Tessellating texture maps

I have been looking at making simple tessellating tiles of the sort used for texture mapping games or large scale 3d scenes which need to keep the amount of textures down. There is a real trick in hiding the unwanted visible repeat patterns. The human eye is so good at spotting patterns in nature that the small tiles often give themselves away as subtle tartan or checked repetitions. The tiles I made have been a standard 128 x 128 pixels. The examples show a few of them made into larger areas with successful blending of the seams.


There are some great grabs from Google Maps of trees. I haven't tessellated them yet but they will be great.



January 2012 update
Dungeon textures.

I have recently completed a set of game graphics for an as yet unpublished and therefore unnamed title. This is to be a dungeons and dragons style pixel art side scrolling platformer . If that sounds overblown it's because I'm sort of still enjoying picking up the lingo - games world v different from the VFX + video world I'm from.

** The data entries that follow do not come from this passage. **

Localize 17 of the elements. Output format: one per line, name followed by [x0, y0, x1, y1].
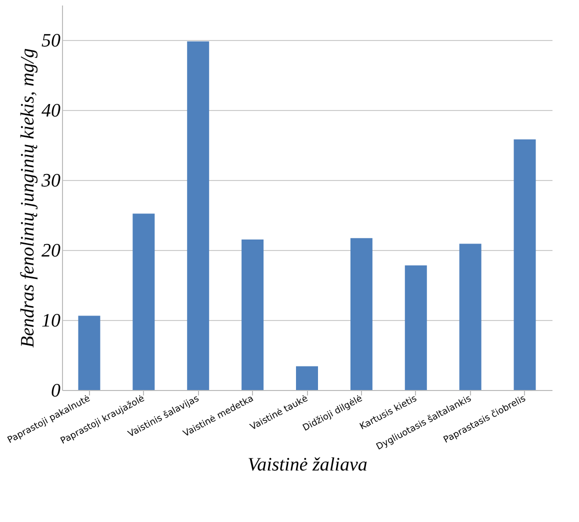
bar	[296, 366, 318, 390]
y-tick-label: 10	[42, 310, 61, 332]
y-tick-label: 30	[40, 170, 61, 192]
bar	[78, 316, 100, 390]
bar	[350, 238, 372, 390]
y-tick-label: 0	[51, 380, 61, 402]
bar	[187, 41, 210, 390]
x-axis-title: Vaistinė žaliava	[248, 454, 368, 476]
bar	[132, 214, 155, 390]
bar	[404, 265, 427, 390]
y-axis-title: Bendras fenolinių junginių kiekis, mg/g	[18, 48, 38, 348]
bar	[459, 244, 482, 390]
y-tick-label: 40	[42, 100, 61, 122]
y-tick-label: 20	[42, 240, 61, 262]
y-tick-label: 50	[42, 30, 61, 52]
bar	[514, 139, 536, 390]
bar	[242, 240, 264, 390]
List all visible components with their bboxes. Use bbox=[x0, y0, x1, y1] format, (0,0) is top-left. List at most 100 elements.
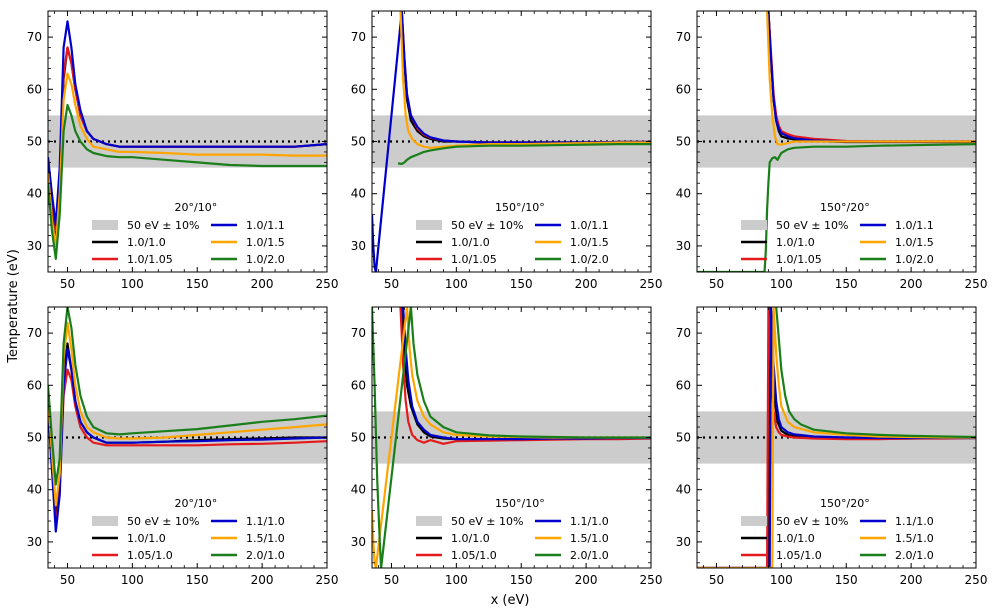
x-tick-label: 50 bbox=[709, 277, 724, 291]
x-tick-label: 200 bbox=[251, 573, 274, 587]
panel-4: 50 100 150 200 250 30 40 50 60 70 20°/10° 50 eV ± 1… bbox=[27, 306, 339, 587]
legend-label: 1.0/2.0 bbox=[570, 253, 609, 266]
y-tick-label: 60 bbox=[351, 82, 366, 96]
legend: 20°/10° 50 eV ± 10% 1.0/1.0 1.0/1.05 1.0/1.1… bbox=[92, 201, 285, 266]
y-tick-label: 50 bbox=[676, 135, 691, 149]
legend-label: 50 eV ± 10% bbox=[127, 219, 199, 232]
legend: 150°/10° 50 eV ± 10% 1.0/1.0 1.0/1.05 1.0/1.… bbox=[416, 201, 609, 266]
legend-label: 50 eV ± 10% bbox=[127, 515, 199, 528]
legend-title: 150°/20° bbox=[820, 201, 870, 214]
plot-area bbox=[697, 307, 976, 568]
plot-area bbox=[372, 11, 651, 272]
legend-label: 1.1/1.0 bbox=[895, 515, 934, 528]
y-tick-label: 30 bbox=[676, 239, 691, 253]
legend: 150°/20° 50 eV ± 10% 1.0/1.0 1.0/1.05 1.0/1.… bbox=[741, 201, 934, 266]
y-tick-label: 50 bbox=[351, 135, 366, 149]
y-tick-label: 70 bbox=[676, 30, 691, 44]
y-tick-label: 50 bbox=[27, 135, 42, 149]
plot-area bbox=[372, 307, 651, 568]
y-tick-label: 50 bbox=[676, 431, 691, 445]
legend-label: 1.0/1.0 bbox=[776, 236, 815, 249]
panel-5: 50 100 150 200 250 30 40 50 60 70 150°/10° 50 eV ± … bbox=[351, 306, 663, 587]
legend-label: 1.0/1.0 bbox=[127, 532, 166, 545]
series-line-1.0/2.0 bbox=[697, 143, 976, 272]
legend-label: 50 eV ± 10% bbox=[776, 515, 848, 528]
y-tick-label: 60 bbox=[676, 82, 691, 96]
x-tick-label: 150 bbox=[186, 277, 209, 291]
series-line-2.0/1.0 bbox=[48, 307, 327, 486]
y-tick-label: 50 bbox=[27, 431, 42, 445]
legend-title: 20°/10° bbox=[175, 497, 218, 510]
x-tick-label: 250 bbox=[965, 277, 988, 291]
legend-label: 1.05/1.0 bbox=[451, 549, 497, 562]
series-line-1.1/1.0 bbox=[697, 307, 976, 568]
legend-label: 1.1/1.0 bbox=[570, 515, 609, 528]
legend-title: 150°/20° bbox=[820, 497, 870, 510]
legend-label: 1.0/1.05 bbox=[127, 253, 173, 266]
legend-label: 1.0/1.1 bbox=[246, 219, 285, 232]
x-tick-label: 250 bbox=[316, 573, 339, 587]
x-tick-label: 200 bbox=[251, 277, 274, 291]
series-line-1.0/2.0 bbox=[48, 103, 327, 260]
x-tick-label: 250 bbox=[965, 573, 988, 587]
x-tick-label: 250 bbox=[640, 573, 663, 587]
plot-area bbox=[48, 20, 327, 260]
y-axis-label: Temperature (eV) bbox=[6, 249, 21, 364]
y-tick-label: 70 bbox=[27, 30, 42, 44]
legend-label: 50 eV ± 10% bbox=[776, 219, 848, 232]
x-tick-label: 150 bbox=[510, 277, 533, 291]
y-tick-label: 60 bbox=[351, 378, 366, 392]
legend-label: 1.0/1.1 bbox=[895, 219, 934, 232]
y-tick-label: 30 bbox=[27, 535, 42, 549]
legend-label: 1.5/1.0 bbox=[570, 532, 609, 545]
legend-label: 2.0/1.0 bbox=[246, 549, 285, 562]
legend-label: 50 eV ± 10% bbox=[451, 219, 523, 232]
legend: 150°/10° 50 eV ± 10% 1.0/1.0 1.05/1.0 1.1/1.… bbox=[416, 497, 609, 562]
legend-label: 1.0/2.0 bbox=[246, 253, 285, 266]
x-tick-label: 250 bbox=[640, 277, 663, 291]
legend-label: 1.05/1.0 bbox=[127, 549, 173, 562]
legend-swatch-band bbox=[92, 516, 118, 526]
x-tick-label: 100 bbox=[445, 573, 468, 587]
legend-label: 1.0/1.0 bbox=[127, 236, 166, 249]
x-tick-label: 200 bbox=[575, 573, 598, 587]
series-line-1.0/1.1 bbox=[48, 20, 327, 227]
legend-label: 1.0/1.5 bbox=[246, 236, 285, 249]
x-tick-label: 100 bbox=[770, 573, 793, 587]
y-tick-label: 60 bbox=[27, 378, 42, 392]
panel-3: 50 100 150 200 250 30 40 50 60 70 150°/20° 50 eV ± … bbox=[676, 10, 988, 291]
x-tick-label: 50 bbox=[709, 573, 724, 587]
legend-title: 150°/10° bbox=[495, 201, 545, 214]
legend-label: 1.0/2.0 bbox=[895, 253, 934, 266]
y-tick-label: 30 bbox=[351, 535, 366, 549]
legend-label: 1.0/1.05 bbox=[451, 253, 497, 266]
legend: 20°/10° 50 eV ± 10% 1.0/1.0 1.05/1.0 1.1/1.0… bbox=[92, 497, 285, 562]
legend-label: 1.5/1.0 bbox=[246, 532, 285, 545]
x-tick-label: 200 bbox=[575, 277, 598, 291]
series-line-2.0/1.0 bbox=[372, 307, 651, 568]
legend-label: 1.0/1.05 bbox=[776, 253, 822, 266]
legend: 150°/20° 50 eV ± 10% 1.0/1.0 1.05/1.0 1.1/1.… bbox=[741, 497, 934, 562]
legend-swatch-band bbox=[741, 516, 767, 526]
x-tick-label: 150 bbox=[835, 277, 858, 291]
legend-label: 1.1/1.0 bbox=[246, 515, 285, 528]
panel-2: 50 100 150 200 250 30 40 50 60 70 150°/10° 50 eV ± … bbox=[351, 10, 663, 291]
plot-area bbox=[697, 11, 976, 272]
y-tick-label: 40 bbox=[351, 187, 366, 201]
x-tick-label: 50 bbox=[384, 573, 399, 587]
series-line-1.0/2.0 bbox=[397, 143, 651, 165]
y-tick-label: 30 bbox=[27, 239, 42, 253]
x-tick-label: 150 bbox=[186, 573, 209, 587]
y-tick-label: 40 bbox=[27, 187, 42, 201]
x-tick-label: 150 bbox=[510, 573, 533, 587]
x-tick-label: 50 bbox=[60, 573, 75, 587]
y-tick-label: 70 bbox=[351, 30, 366, 44]
legend-label: 1.05/1.0 bbox=[776, 549, 822, 562]
legend-label: 1.0/1.0 bbox=[776, 532, 815, 545]
y-tick-label: 30 bbox=[676, 535, 691, 549]
x-tick-label: 150 bbox=[835, 573, 858, 587]
y-tick-label: 60 bbox=[27, 82, 42, 96]
legend-label: 1.0/1.0 bbox=[451, 236, 490, 249]
y-tick-label: 30 bbox=[351, 239, 366, 253]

But having played and designed tons of role playing games in the past, II felt pretty confident in getting this done. 



recombined tiles - still a few seams showing along shadow areas.
The artwork comprised of 192 tiles in a grid  8 x 24 . Their are four unique types of tile - each one was labelled as a type 1,2,3 or 4. For example A Type2 would only tesselate with  a Type1 or Type3 horizontally.  This still allowed for a very large amount of combinations but still eliminated an obvious repeat pattern showing up across the level. Vertically there were only shadowed or non-shadowed tiles so making tessellation more simple in that direction.
close up of two joined tiles

a test level made up using every tile type

close up on ruined wall area

Isometric Dungeon Floor Tiles

These were created as an experiment and worked very well. The next stage would be to include walls at the back of each section - or maybe some doors or other upright set dressing. It is really just a floorplan set to a 45 degree angle making amny triagulated combinations of square floor texture tiles.

A test layout using the tiles - endless dungeons possible

actual tiles - each square one of dozens of combinations - this is only half of the full set- every square tile can tesselate with any other.